Complexity doesn’t execute.  Simplicity does.  Strategic initiatives that try to achieve too many objectives at once or are overly complex tend to lose focus. This can lead to confusion and a lack of execution at the operational level.

A leader has two jobs to do:  produce results and develop the people and organization to deliver the outcomes.  Sounds easy, does hard!  

The most common responses to underwhelming results are:

  • Toss out the strategy and start over! (maybe that’s why we spend $32B year after year)
  • Blame the people – change the leaders (it’s not the people, it’s the system!)
  • Reorganize the company – (yikes! Not again!  That may not be necessary if you’re aligned.)

And so the cycle goes.  The seasons change and as the colors fade, so too does our commitment.

As the leaves fall, so too does engagement.  It’s no fun to win only 20% of the time.
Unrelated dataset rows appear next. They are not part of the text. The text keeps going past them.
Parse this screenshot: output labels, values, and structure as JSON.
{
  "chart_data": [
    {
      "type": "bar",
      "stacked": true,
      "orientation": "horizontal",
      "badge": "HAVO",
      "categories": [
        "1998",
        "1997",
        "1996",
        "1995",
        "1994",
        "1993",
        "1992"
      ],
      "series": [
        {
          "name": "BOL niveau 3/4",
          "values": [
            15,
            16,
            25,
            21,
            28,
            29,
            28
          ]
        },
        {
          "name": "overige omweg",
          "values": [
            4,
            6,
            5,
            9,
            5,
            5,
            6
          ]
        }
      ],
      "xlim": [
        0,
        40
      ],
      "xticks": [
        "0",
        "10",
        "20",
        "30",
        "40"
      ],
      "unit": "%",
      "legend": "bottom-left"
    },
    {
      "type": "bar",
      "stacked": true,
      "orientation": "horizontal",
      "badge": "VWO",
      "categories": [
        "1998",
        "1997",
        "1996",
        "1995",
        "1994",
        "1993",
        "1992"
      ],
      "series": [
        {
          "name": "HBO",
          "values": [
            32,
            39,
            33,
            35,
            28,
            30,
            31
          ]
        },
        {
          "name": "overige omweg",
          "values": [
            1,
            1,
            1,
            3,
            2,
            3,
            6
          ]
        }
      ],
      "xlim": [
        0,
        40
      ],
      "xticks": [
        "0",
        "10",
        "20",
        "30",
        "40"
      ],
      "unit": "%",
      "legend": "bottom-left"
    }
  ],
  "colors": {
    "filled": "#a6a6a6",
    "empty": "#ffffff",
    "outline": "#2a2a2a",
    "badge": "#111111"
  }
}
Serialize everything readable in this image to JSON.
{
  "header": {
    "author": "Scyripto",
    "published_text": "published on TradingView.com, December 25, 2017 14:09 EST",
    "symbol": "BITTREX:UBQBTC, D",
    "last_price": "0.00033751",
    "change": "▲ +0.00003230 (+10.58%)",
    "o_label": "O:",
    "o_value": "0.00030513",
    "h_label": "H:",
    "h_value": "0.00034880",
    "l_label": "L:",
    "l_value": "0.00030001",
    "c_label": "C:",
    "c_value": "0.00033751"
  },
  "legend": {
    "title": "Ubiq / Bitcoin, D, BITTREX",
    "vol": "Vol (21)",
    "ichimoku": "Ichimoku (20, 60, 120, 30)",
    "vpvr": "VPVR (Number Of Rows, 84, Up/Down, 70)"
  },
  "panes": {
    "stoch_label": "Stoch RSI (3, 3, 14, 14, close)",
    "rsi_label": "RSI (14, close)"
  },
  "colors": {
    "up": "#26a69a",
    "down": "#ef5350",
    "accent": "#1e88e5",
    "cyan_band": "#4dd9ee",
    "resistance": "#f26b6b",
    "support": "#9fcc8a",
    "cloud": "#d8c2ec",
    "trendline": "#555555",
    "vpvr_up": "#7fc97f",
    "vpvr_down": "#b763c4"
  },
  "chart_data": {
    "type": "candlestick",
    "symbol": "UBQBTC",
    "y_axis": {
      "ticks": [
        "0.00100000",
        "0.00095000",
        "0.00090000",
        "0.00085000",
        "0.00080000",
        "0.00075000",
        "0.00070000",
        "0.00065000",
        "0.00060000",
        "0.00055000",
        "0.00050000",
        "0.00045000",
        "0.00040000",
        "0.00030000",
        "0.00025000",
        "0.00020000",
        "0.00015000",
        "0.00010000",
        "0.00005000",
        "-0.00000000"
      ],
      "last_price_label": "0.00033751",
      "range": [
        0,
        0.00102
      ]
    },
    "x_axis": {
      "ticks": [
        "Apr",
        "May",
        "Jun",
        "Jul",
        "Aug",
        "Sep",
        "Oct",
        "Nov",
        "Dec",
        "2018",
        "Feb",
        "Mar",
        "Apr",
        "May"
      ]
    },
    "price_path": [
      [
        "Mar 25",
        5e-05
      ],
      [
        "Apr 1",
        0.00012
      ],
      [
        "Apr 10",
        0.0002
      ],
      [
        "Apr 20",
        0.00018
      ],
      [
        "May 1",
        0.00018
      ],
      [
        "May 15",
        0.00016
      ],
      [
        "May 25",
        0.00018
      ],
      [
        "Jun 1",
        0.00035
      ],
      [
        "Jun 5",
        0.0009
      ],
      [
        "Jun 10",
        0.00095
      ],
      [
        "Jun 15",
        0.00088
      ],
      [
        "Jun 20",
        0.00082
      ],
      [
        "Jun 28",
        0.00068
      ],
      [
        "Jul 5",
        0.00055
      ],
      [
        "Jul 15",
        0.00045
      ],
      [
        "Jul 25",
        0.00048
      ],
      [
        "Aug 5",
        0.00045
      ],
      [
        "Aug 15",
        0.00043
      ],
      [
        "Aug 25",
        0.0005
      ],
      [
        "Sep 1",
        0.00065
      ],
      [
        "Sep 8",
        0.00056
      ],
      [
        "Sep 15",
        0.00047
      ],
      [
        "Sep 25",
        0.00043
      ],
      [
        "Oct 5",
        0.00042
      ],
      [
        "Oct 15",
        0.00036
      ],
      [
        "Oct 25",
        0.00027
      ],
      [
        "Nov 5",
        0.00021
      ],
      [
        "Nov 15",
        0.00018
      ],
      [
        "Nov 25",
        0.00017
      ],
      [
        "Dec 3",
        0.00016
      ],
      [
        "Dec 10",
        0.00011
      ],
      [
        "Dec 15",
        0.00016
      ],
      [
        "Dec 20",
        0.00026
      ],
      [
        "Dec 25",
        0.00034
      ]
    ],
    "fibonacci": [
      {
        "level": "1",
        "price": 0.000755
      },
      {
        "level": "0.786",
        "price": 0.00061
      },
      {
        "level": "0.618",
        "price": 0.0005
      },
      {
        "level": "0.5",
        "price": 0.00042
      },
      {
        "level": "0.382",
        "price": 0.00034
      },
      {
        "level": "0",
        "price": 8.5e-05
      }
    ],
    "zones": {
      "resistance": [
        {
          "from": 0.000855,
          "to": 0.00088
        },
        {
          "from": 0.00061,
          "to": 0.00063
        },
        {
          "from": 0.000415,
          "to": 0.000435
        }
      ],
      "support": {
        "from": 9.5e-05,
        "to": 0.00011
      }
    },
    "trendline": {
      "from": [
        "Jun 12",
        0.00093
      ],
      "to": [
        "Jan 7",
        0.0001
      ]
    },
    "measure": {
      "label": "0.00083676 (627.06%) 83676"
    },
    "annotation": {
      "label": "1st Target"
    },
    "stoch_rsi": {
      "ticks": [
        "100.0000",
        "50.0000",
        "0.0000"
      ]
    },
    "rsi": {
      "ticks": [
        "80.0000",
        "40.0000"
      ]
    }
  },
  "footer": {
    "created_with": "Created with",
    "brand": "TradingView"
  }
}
It doesn’t have to be that way.  You will only get different results if you do things differently!

Better execution, better results, better culture…. It all happens by design, and from the inside out.

In our experience, harnessing the power of alignment to make organizations “execution ready” prepares leaders and teams to be their competitive best.

The goal is dynamic alignment up, down and across your system.  The outcome is an organization aligned to deliver on the results you desire.

Steps you can take NOW to assess your organization’s execution readiness:

Step 1: Get really clear on the what and why.

Senior Leadership Team aligns on strategic focus and provides organizational clarity by translating complex strategy into focused action from the top of the house to the front lines.

Step 2:  Assess current state of alignment.

There are key organizational components that must be aligned to support focus and execution.  Leadership teams who are courageous and ask themselves these hard questions in advance have the ability to take evidence-based actions to set their teams up for greater success:

  • Optimized Structures
    • How is work organized?
    • What roles are in place and do they support strategy?
    • How are decisions made?
  • Metrics & Rewards
    • Does what you measure at the organization, leader and role level drive the business outcomes you’ve laid out?
    • Have you pressure tested with eyes for unintended consequences?
  • Processes
    • How are you doing the work?
    • What process flows will allow the company to operate efficiently and create value?
    • What microprocesses are needed underneath?
  • Enablers
    • What tools or ways of working best support your desired outcomes?
  • People
    • Do all of your talent practices along the employee lifecycle produce intended results?
    • Does your workforce represent the skills and perspectives your strategy requires?
    • Are leaders equipped to role model and drive the change needed to execute on strategy?
    • Have you translated strategy into specific actions so that teams are empowered?
    • Do teams hold each other accountable?
  • Culture
    • Does your culture help, hurt or do nothing to further your strategy and vision?
    • Have you engaged in deep organizational listening and artifact review to gather evidence and validate the lived organizational experience?
    • Do you have a gap to close between your articulated culture and your true culture?
    • Have you operationalized the shared mindsets, values and behaviors as strategic differentiators?

Step 3:  Design and build the capabilities and capacity to execute.

Be mindful that your goals represent a gap between where you are today and where you want to be.  Closing the gap requires people to change.  The most impactful organizational alignment initiatives weave in change management principles from the start.

Although you know your organization best, engaging a Trusted Advisor to facilitate a collaborative organizational design experience is the most efficient and effective way forward.   A  partner with an enablement approach will build organizational capacity and capability, increasing your organization’s value as you learn and grow together in the flow of this most important work.

Your strategic plan is just the beginning – the real work hasn’t even started yet. The plan comes to life in your system and is only brought to life with and through people.

Is your organization designed to deliver the outcomes you desire?